The initial number of copies, denoted as x, is approximately 2886. Therefore, the discographic initially released 2886 copies of the disc, with 4400 remaining unsold after subsequent reissues and sales.
Let's denote the initial number of copies as x. The discographic initially sold 4/5x copies. After reissuing, the total number of copies became 4/5x + 40000. They then sold 9/10 of this total, leaving 4400 copies unsold.

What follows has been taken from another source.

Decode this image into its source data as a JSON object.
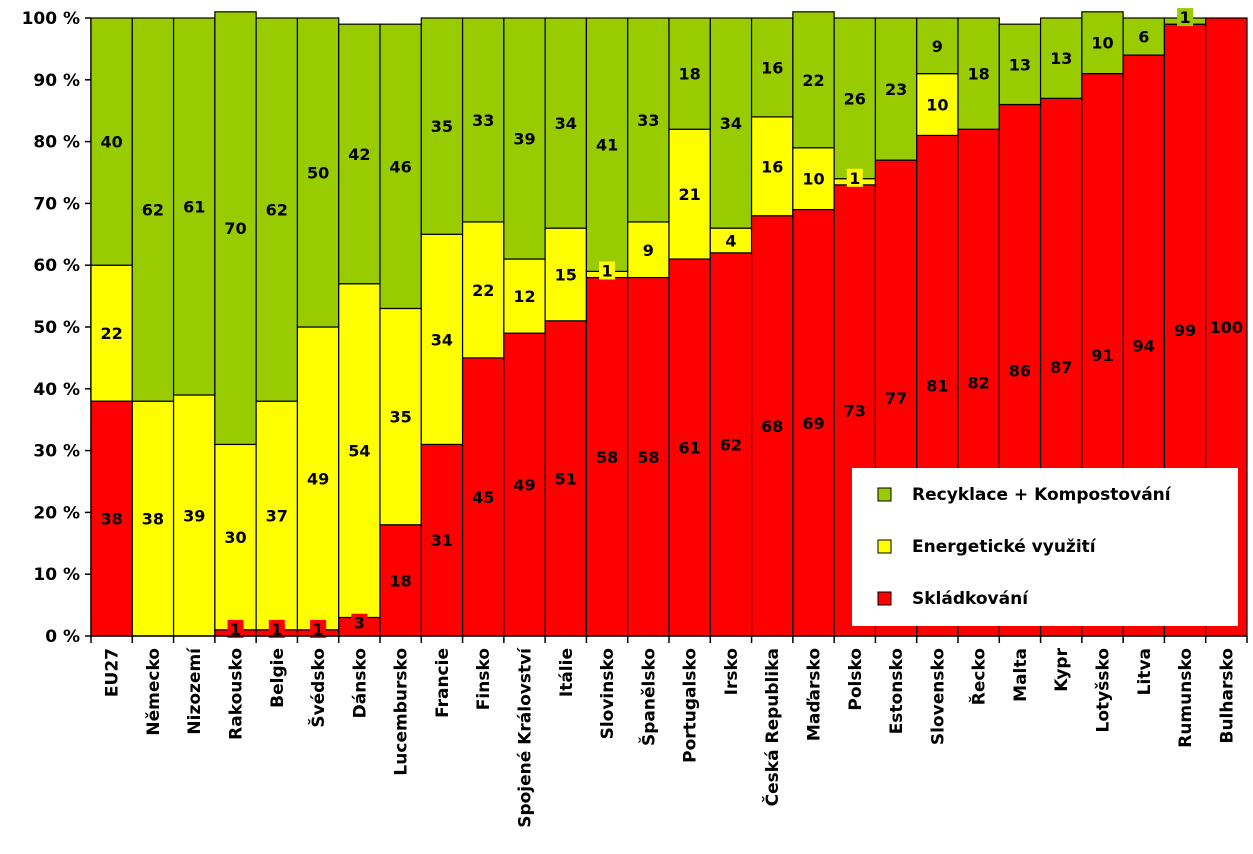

The equation representing this situation is:
(9/10)(4/5x + 40000) + 4400 = x
Solving this equation will give us the initial number of copies (x). We can simplify the equation and solve for x:
(9/10)(4/5x + 40000) + 4400 = x
(36/50)x + 36000 + 4400 = x
(36/50)x + 40400 = x
36x + 40400 = 50x
14x = 40400
x = 40400/14
x = 2885.71
Since the number of copies must be a whole number, the initial number of copies is approximately 2886. Therefore, there were initially 2886 copies of the disc.
Complete question:
A record company releases several copies of a record. It sells 4/5 of the initial quantity, they sold so many that they reissued 40,000 more copies. After the reissue they sold 9/10 of the sum of the rest of the initial quantity and the new copies. There are 4,400 copies left unsold. How many copies were there at the beginning?